I could hear the comments at lunchtime already: “Hey, there’s that new kid – you know, the one who can’t write his name.” Cue the laugh track from the Charlie Brown specials: “HA-HA-HA-HA-HA!”
I squirmed in my seat, moved my number-two pencil to the top line, and scratched out J-O-H-N in stop-and-go block letters. When the papers were passed forward, I quickly slid mine to the bottom of the pile and handed it to the girl in front of me. That night in bed, I worried about what Miss Martin would think.
The bus ride to school was better the second day. A kid named Jeff said hi to me, all freckles and crooked teeth. School was better, too. The art teacher was fun, and we went outside for recess.
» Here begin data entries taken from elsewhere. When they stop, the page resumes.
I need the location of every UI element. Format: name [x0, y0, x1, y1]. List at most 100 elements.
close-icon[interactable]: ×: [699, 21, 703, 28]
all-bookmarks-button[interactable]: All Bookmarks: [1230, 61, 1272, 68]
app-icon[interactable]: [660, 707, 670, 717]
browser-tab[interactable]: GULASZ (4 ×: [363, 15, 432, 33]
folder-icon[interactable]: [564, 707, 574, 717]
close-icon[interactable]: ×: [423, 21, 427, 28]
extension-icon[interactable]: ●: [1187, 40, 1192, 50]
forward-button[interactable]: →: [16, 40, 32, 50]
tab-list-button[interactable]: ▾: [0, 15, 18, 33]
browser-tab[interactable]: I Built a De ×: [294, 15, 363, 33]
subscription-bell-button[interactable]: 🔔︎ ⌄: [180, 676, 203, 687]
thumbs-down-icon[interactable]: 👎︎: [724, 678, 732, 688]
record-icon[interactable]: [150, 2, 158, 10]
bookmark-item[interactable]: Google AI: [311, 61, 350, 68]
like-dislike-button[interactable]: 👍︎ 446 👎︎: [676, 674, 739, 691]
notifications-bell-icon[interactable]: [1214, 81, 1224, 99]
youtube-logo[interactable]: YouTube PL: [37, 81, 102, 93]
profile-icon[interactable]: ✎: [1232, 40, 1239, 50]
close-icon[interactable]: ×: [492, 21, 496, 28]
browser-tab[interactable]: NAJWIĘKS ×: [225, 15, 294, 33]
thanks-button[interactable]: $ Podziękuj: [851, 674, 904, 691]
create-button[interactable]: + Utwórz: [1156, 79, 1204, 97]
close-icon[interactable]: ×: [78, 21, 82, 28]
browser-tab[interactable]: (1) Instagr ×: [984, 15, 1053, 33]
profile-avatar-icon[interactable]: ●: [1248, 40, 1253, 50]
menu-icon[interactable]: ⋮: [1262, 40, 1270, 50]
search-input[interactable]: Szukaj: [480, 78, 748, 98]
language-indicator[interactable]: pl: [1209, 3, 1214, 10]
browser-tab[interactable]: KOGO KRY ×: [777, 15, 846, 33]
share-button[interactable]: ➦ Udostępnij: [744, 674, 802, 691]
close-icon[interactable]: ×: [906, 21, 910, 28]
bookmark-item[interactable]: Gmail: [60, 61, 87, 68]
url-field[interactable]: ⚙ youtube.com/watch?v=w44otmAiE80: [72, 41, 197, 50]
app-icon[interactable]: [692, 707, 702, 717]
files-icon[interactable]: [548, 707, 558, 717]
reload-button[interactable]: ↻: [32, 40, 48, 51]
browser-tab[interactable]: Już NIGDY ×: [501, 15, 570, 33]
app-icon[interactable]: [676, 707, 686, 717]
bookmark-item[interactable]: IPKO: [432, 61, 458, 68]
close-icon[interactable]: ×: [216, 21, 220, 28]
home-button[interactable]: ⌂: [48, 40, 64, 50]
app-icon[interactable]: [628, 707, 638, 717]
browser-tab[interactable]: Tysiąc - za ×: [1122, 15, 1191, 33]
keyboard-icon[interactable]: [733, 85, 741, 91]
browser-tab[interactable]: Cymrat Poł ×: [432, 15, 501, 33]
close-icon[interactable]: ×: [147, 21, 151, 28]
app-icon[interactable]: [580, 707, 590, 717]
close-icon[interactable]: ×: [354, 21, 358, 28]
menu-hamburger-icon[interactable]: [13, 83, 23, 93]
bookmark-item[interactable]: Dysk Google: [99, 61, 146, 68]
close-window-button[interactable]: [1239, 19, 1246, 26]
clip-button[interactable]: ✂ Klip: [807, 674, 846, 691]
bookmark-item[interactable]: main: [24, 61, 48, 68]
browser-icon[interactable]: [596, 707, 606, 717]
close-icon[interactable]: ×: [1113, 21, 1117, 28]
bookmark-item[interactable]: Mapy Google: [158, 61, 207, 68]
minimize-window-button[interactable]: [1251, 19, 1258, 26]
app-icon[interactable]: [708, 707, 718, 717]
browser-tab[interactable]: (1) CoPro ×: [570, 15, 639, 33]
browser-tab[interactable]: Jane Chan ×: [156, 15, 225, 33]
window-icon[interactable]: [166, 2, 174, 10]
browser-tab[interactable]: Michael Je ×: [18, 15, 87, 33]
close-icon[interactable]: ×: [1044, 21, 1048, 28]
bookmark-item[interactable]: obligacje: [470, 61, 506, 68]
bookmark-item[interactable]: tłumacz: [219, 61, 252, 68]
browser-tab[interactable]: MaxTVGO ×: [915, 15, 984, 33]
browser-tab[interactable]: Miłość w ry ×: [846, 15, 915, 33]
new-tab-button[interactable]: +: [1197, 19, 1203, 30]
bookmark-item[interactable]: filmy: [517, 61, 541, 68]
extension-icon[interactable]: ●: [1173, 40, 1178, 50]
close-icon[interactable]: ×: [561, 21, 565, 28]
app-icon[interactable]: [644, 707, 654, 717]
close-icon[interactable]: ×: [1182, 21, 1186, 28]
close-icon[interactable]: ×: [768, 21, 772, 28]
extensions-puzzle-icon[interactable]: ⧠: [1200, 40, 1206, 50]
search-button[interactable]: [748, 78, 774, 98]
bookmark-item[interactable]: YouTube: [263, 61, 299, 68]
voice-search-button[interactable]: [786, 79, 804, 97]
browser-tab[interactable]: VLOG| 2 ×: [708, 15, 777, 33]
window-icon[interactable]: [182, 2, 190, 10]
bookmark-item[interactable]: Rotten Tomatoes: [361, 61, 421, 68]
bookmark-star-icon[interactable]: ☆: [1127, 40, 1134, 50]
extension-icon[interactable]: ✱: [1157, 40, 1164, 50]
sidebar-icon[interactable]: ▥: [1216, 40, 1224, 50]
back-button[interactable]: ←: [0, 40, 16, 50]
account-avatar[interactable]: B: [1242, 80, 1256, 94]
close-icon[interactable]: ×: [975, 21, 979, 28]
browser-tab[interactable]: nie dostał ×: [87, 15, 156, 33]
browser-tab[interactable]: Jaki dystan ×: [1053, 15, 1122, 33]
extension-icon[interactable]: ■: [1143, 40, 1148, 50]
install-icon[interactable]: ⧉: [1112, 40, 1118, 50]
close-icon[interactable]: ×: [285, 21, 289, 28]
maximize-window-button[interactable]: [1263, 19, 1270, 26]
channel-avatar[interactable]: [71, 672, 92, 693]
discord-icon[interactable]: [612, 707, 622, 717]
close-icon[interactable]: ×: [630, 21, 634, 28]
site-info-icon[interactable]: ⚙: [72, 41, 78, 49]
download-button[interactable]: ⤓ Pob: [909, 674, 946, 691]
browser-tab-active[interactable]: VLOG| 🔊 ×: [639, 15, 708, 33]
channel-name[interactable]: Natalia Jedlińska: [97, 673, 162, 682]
And then we got our spelling papers back. Mine was branded “Good!” and sported a silver star. Below my blocky J-O-H-N, Miss Martin had written my name in beautiful, flowing cursive. That was the extent of her instruction – no summons to her desk, no classroom call-out. I appreciated her discretion. I sensed it was filled with understanding. At home, I traced Miss Martin’s example over and over again. By bedtime, I had mastered my cursive “John”.
Through my years in school, I encountered teachers who were brilliant, inspiring, lazy, crazy, strict, boring, funny, and more. When people ask who my favorites were, I always include Miss Martin. Because looking back on that second day of second grade, I realize she taught me something much bigger than how to write my name. Miss Martin showed me that how you teach is often as important as what you teach.
Thank you, Phyllis Martin, wherever you are.